4. The method of claim 3, wherein the algorithm determines a plurality of potential schedules that are achievable in the future time period, and selects the schedule that optimizes the QoE for the client device.

5. The method of claim 4, wherein the QoE is defined as a set of quality metrics, including an average bitrate and a temporal variability.

6. The method of claim 1, wherein the video segments are downloaded according to the schedule from the server to the cache during only a first portion of the future time period.

7. The method of claim 1, wherein the client device comprises a wireless mobile device.

8. An apparatus for adaptive video streaming, the apparatus comprising:

at least one memory; and

at least one processor coupled to the at least one memory, the at least one processor configured to: determine a link quality or throughput in at least one of: a first link from a server to an intermediate node or a second link from the intermediate node to a client device; based on the determined link quality or throughput, estimate a link quality in a future time period for at least one of: the first link or the second link; determine a schedule for downloading video segments from the server to a cache associated with the intermediate node, the schedule determined based on the estimated link quality in the future time period; and download video segments according to the schedule from the server to the cache during the future time period, in order to make the video segments available in the cache for transmission to the client device.

9. The apparatus of claim 8, wherein the schedule comprises at least one transmission bitrate for downloading the video segments.

10. The apparatus of claim 8, wherein the at least one processor is configured to determine the schedule using an algorithm that optimizes a quality of experience (QoE) for the client device.
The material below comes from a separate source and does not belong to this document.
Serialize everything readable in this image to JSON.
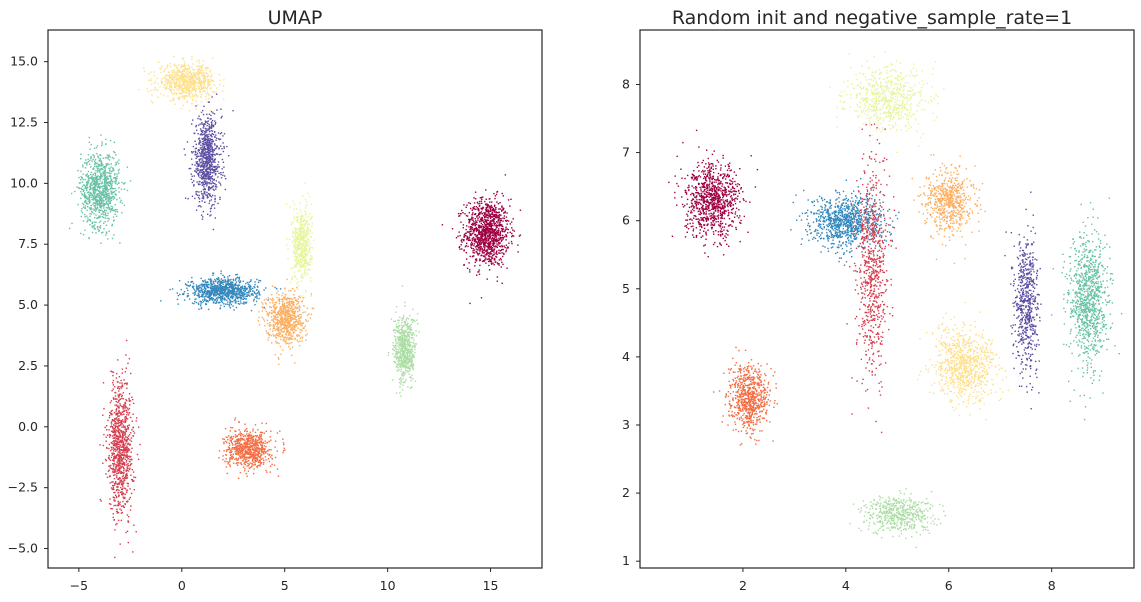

11. The apparatus of claim 10, wherein the at least one processor is configured to use the algorithm to determine a plurality of potential schedules that are achievable in the future time period, and selects the schedule that optimizes the QoE for the client device.

12. The apparatus of claim 11, wherein the QoE is defined as a set of quality metrics, including an average bitrate and a temporal variability.

13. The apparatus of claim 8, wherein the video segments are downloaded according to the schedule from the server to the cache during only a first portion of the future time period.

14. The apparatus of claim 8, wherein the client device comprises a wireless mobile device.

15. A non-transitory computer readable medium embodying a computer program, the computer program comprising computer readable program code for:

determining a link quality or throughput in at least one of: a first link from a server to an intermediate node or a second link from the intermediate node to a client device;

based on the determined link quality or throughput, estimating a link quality in a future time period for at least one of: the first link or the second link;

determining a schedule for downloading video segments from the server to a cache associated with the intermediate node, the schedule determined based on the estimated link quality in the future time period; and

downloading video segments according to the schedule from the server to the cache during the future time period, in order to make the video segments available in the cache for transmission to the client device.

16. The non-transitory computer readable medium of claim 15, wherein the schedule comprises at least one transmission bitrate for downloading the video segments.

17. The non-transitory computer readable medium of claim 15, wherein the schedule is determined using an algorithm that optimizes a quality of experience (QoE) for the client device.

18. The non-transitory computer readable medium of claim 17, wherein the algorithm determines a plurality of potential schedules that are achievable in the future time period, and selects the schedule that optimizes the QoE for the client device.

19. The non-transitory computer readable medium of claim 18, wherein the QoE is defined as a set of quality metrics, including an average bitrate and a temporal variability.

20. The non-transitory computer readable medium of claim 1, wherein the video segments are downloaded according to the schedule from the server to the cache during only a first portion of the future time period.